It’s been ten years since the Duke lacrosse rape hoax, an occasion marked by “Fantastic Lies," the latest entry in ESPN’s acclaimed 30 for 30 documentary series, which aired last Sunday night. Former New York Times Public Editor Daniel Okrent made an appearance, but evidently spoke in only general terms about the media frenzy, while the New York Times’ own sorry complicity in the saga didn’t get much play. Neither did the Times itself carry a review of the show, no surprise, given that the entire saga marks a shameful episode in the newspaper’s journalistic history.
In 2006, Crystal Mangum, a stripper hired by the Duke University lacrosse team, made false charges against three of the Duke lacrosse players, causing a media frenzy that touched on issues of race, sex, and privilege, with the matter of guilt or innocence often left aside in the coverage.
The school’s left-wing faculty piled on, taking the side of the accuser, in a statement by the notorious “Group of 88” faculty members which thanked campus demonstrators for distributing a “wanted” poster of the lacrosse players. But Mangum’s story fell apart, and Durham, N.C. prosecutor Michael Nifong, who pushed the case against the Duke players for the sake of politics and headlines, was jailed and disbarred for fraud and misconduct (Mangum is currently in prison for murdering her boyfriend).
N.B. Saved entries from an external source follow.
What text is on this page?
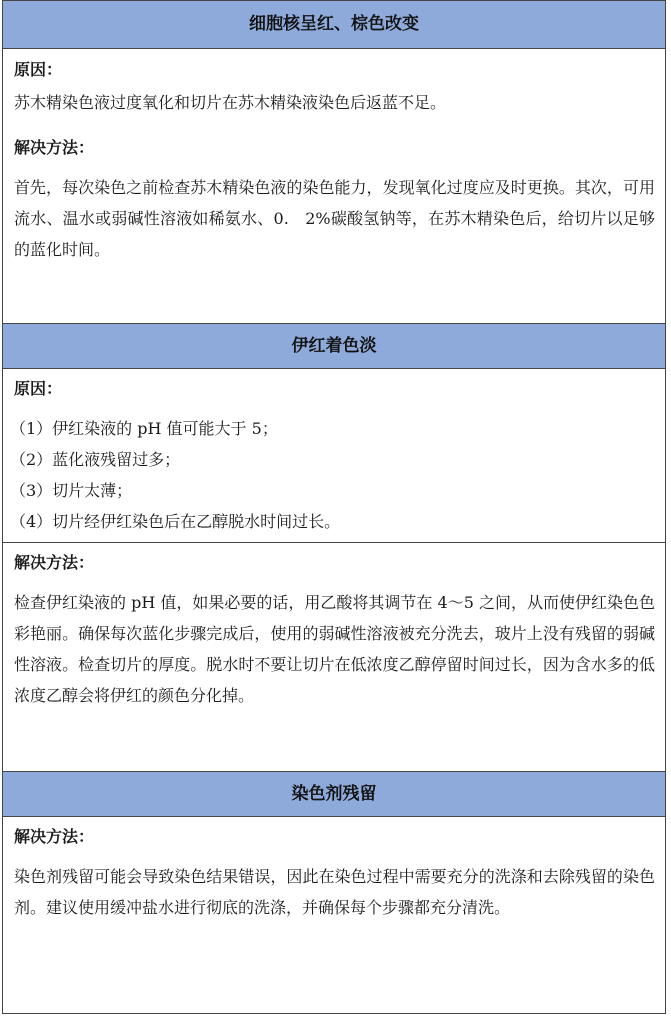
细胞核呈红、棕色改变

原因：

苏木精染色液过度氧化和切片在苏木精染液染色后返蓝不足。

解决方法：

首先，每次染色之前检查苏木精染色液的染色能力，发现氧化过度应及时更换。其次，可用流水、温水或弱碱性溶液如稀氨水、0.　2%碳酸氢钠等，在苏木精染色后，给切片以足够的蓝化时间。

伊红着色淡

原因：

（1）伊红染液的 pH 值可能大于 5；

（2）蓝化液残留过多；

（3）切片太薄；

（4）切片经伊红染色后在乙醇脱水时间过长。

解决方法：

检查伊红染液的 pH 值，如果必要的话，用乙酸将其调节在 4～5 之间，从而使伊红染色色彩艳丽。确保每次蓝化步骤完成后，使用的弱碱性溶液被充分洗去，玻片上没有残留的弱碱性溶液。检查切片的厚度。脱水时不要让切片在低浓度乙醇停留时间过长，因为含水多的低浓度乙醇会将伊红的颜色分化掉。

染色剂残留

解决方法：

染色剂残留可能会导致染色结果错误，因此在染色过程中需要充分的洗涤和去除残留的染色剂。建议使用缓冲盐水进行彻底的洗涤，并确保每个步骤都充分清洗。
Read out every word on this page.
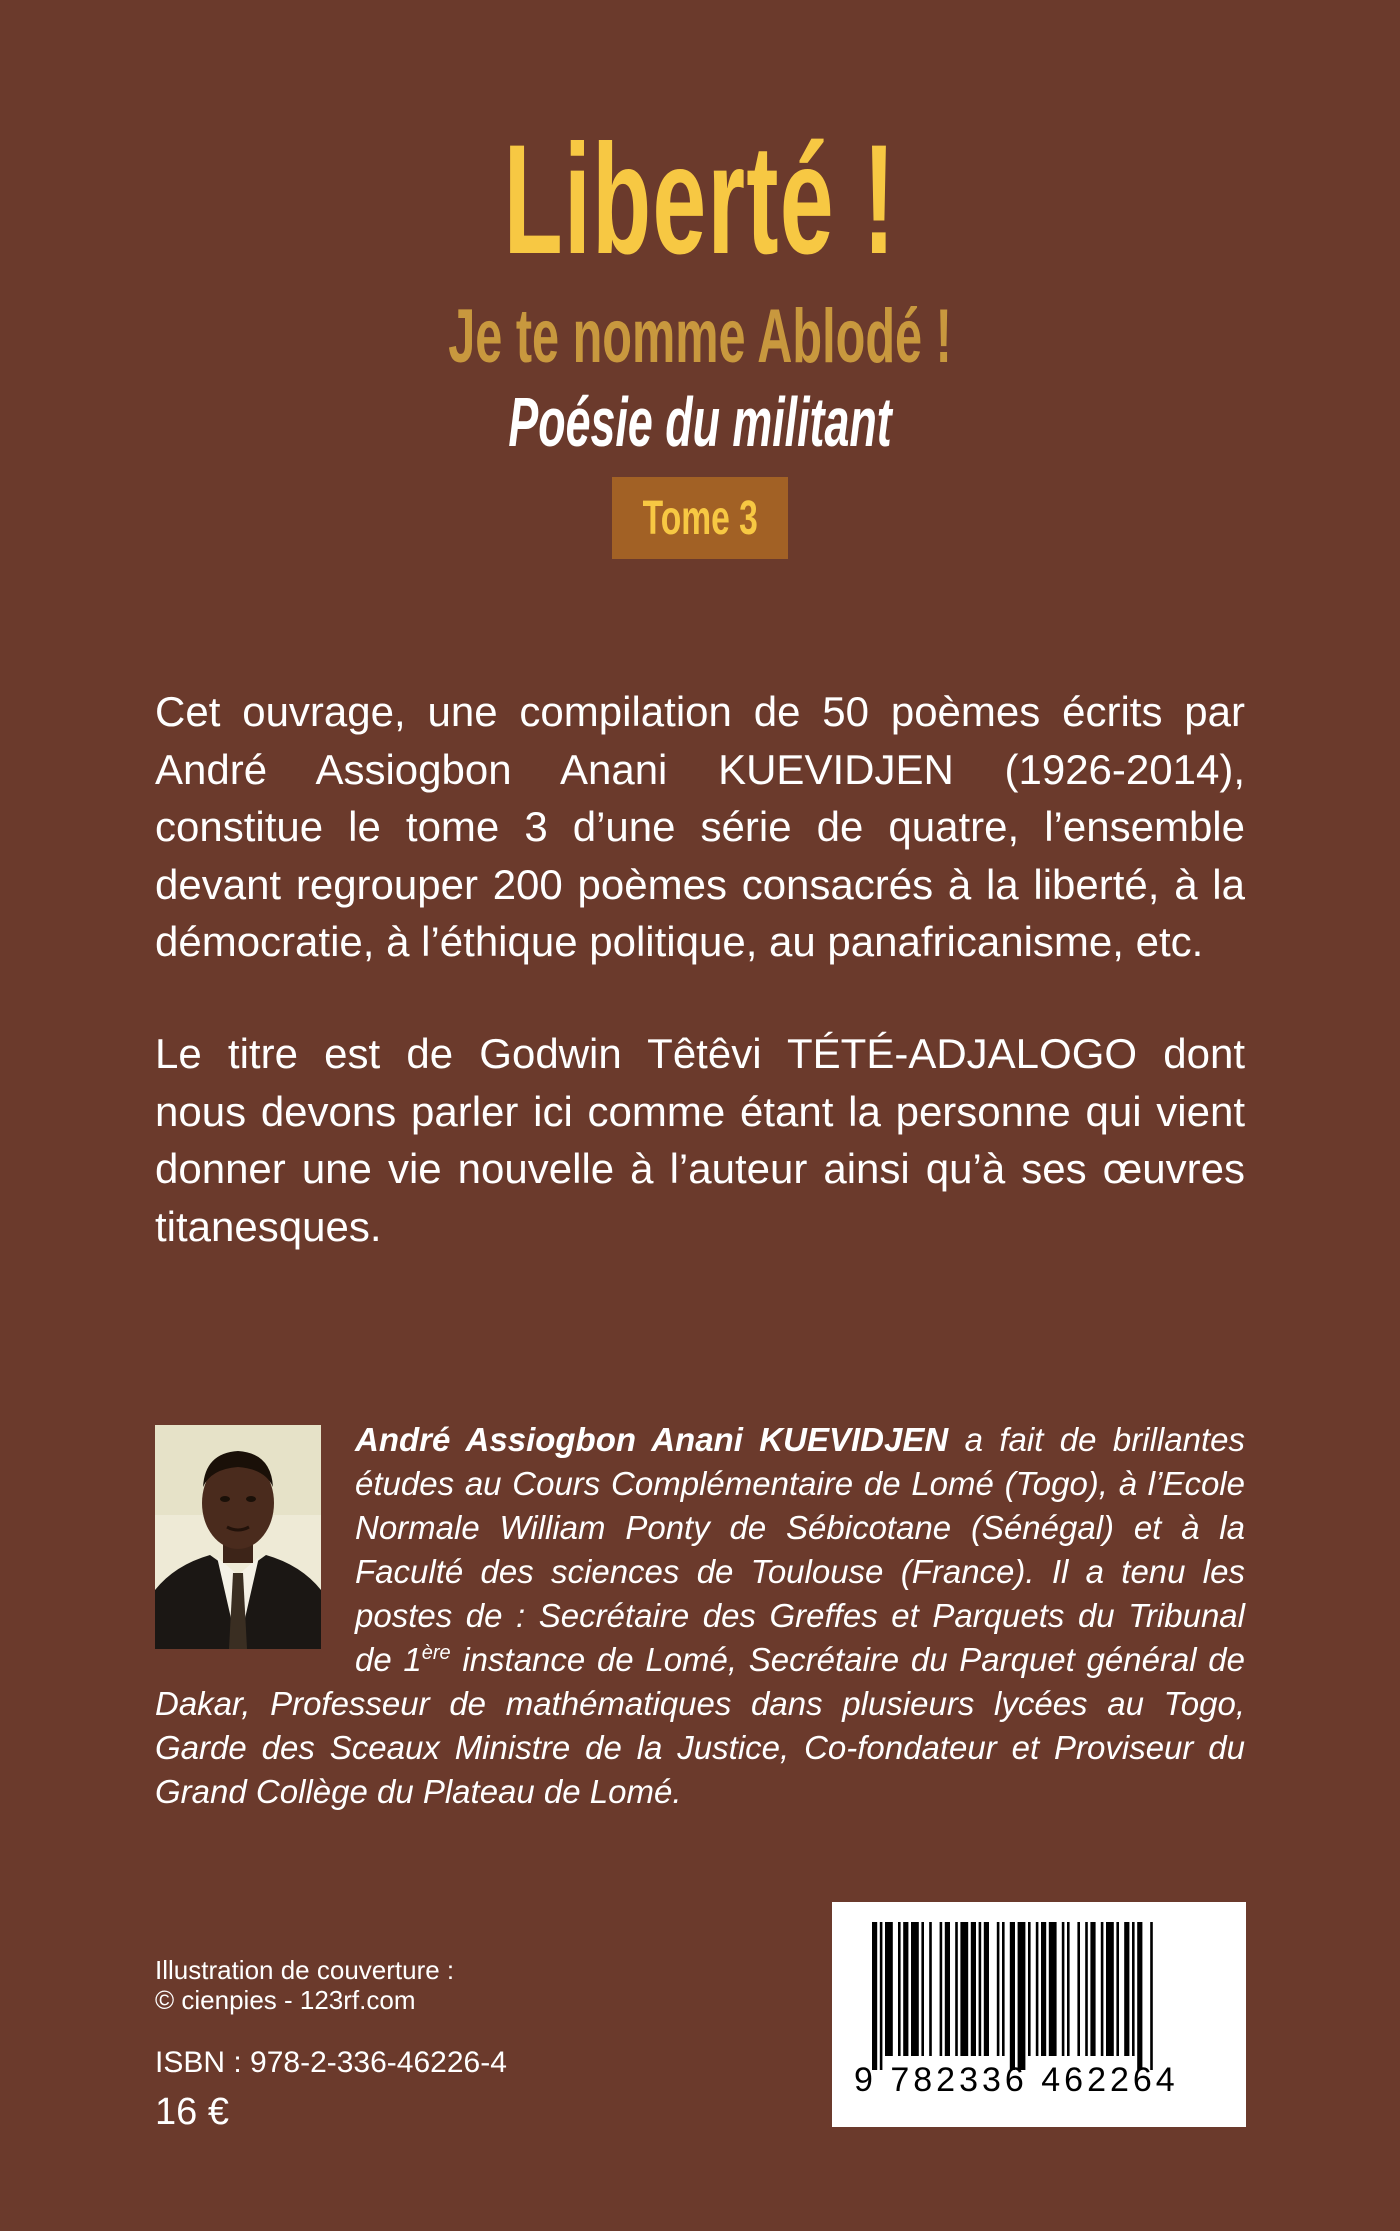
Liberté !
Je te nomme Ablodé !
Poésie du militant
Tome 3

Cet ouvrage, une compilation de 50 poèmes écrits par André Assiogbon Anani KUEVIDJEN (1926-2014), constitue le tome 3 d’une série de quatre, l’ensemble devant regrouper 200 poèmes consacrés à la liberté, à la démocratie, à l’éthique politique, au panafricanisme, etc.

Le titre est de Godwin Têtêvi TÉTÉ-ADJALOGO dont nous devons parler ici comme étant la personne qui vient donner une vie nouvelle à l’auteur ainsi qu’à ses œuvres titanesques.

André Assiogbon Anani KUEVIDJEN a fait de brillantes études au Cours Complémentaire de Lomé (Togo), à l’Ecole Normale William Ponty de Sébicotane (Sénégal) et à la Faculté des sciences de Toulouse (France). Il a tenu les postes de : Secrétaire des Greffes et Parquets du Tribunal de 1ère instance de Lomé, Secrétaire du Parquet général de Dakar, Professeur de mathématiques dans plusieurs lycées au Togo, Garde des Sceaux Ministre de la Justice, Co-fondateur et Proviseur du Grand Collège du Plateau de Lomé.

Illustration de couverture :
© cienpies - 123rf.com
ISBN : 978-2-336-46226-4
16 €
9 782336 462264
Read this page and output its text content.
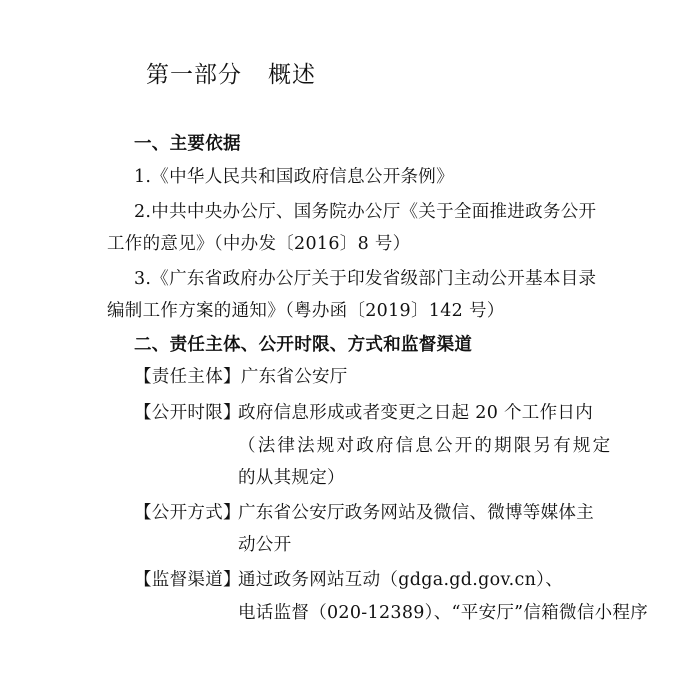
第一部分 概述
一、主要依据
1.《中华人民共和国政府信息公开条例》
2.中共中央办公厅、国务院办公厅《关于全面推进政务公开
工作的意见》（中办发〔2016〕8 号）
3.《广东省政府办公厅关于印发省级部门主动公开基本目录
编制工作方案的通知》（粤办函〔2019〕142 号）
二、责任主体、公开时限、方式和监督渠道
【责任主体】广东省公安厅
【公开时限】政府信息形成或者变更之日起 20 个工作日内
（法律法规对政府信息公开的期限另有规定
的从其规定）
【公开方式】广东省公安厅政务网站及微信、微博等媒体主
动公开
【监督渠道】通过政务网站互动（gdga.gd.gov.cn）、
电话监督（020-12389）、“平安厅”信箱微信小程序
As reported here before, of all major media outlets, the Times coverage of the Duke events was the most friendly to the rogue prosecution of any news outlet. Okrent himself told the Duke University student newspaper in the aftermath of the hoax that "I think The Times' coverage was heartbreaking. I understand why they jumped on the story when they did, but it showed everything that's wrong with American journalism.'"
Indeed, the Times shamefully played prosecutor with the racially charged rape hoax, sliming three innocent Duke lacrosse players. The most notorious story was Duff Wilson and co-author Jonathan Glater's 5,600-word front-page summary of the case on August 25, 2006, a story so slanted it was fricasseed by law-writer Stuart Taylor Jr. in Slate. The subhead to Taylor's rebuttal reads "The New York Times Is Still Victimizing Innocent Dukies."
A 2007 book, "Until Proven Innocent -- Political Correctness and the Shameful Injustices of the Duke Lacrosse Rape Case," by Taylor & KC Johnson, ripped apart the Times' shoddy coverage of the case, taking particular aim at Duff Wilson’s article, and a series of columns by Selena Roberts.
Roberts was particularly odious in smearing the athletes even after they all been found innocent of the hoax charges: "Don't mess with Duke, though. To shine a light on its integrity has been treated by the irrational mighty as a threat to white privilege. Feel free to excoriate the African-American basketball stars and football behemoths for the misdeeds of all athletes, but lay off the lacrosse pipeline to Wall Street, excuse the khaki-pants crowd of SAT wonder kids.” It sure sounded like Roberts found the false rape charges worthwhile in the end, if it opened up rich white privileged Duke to “change.”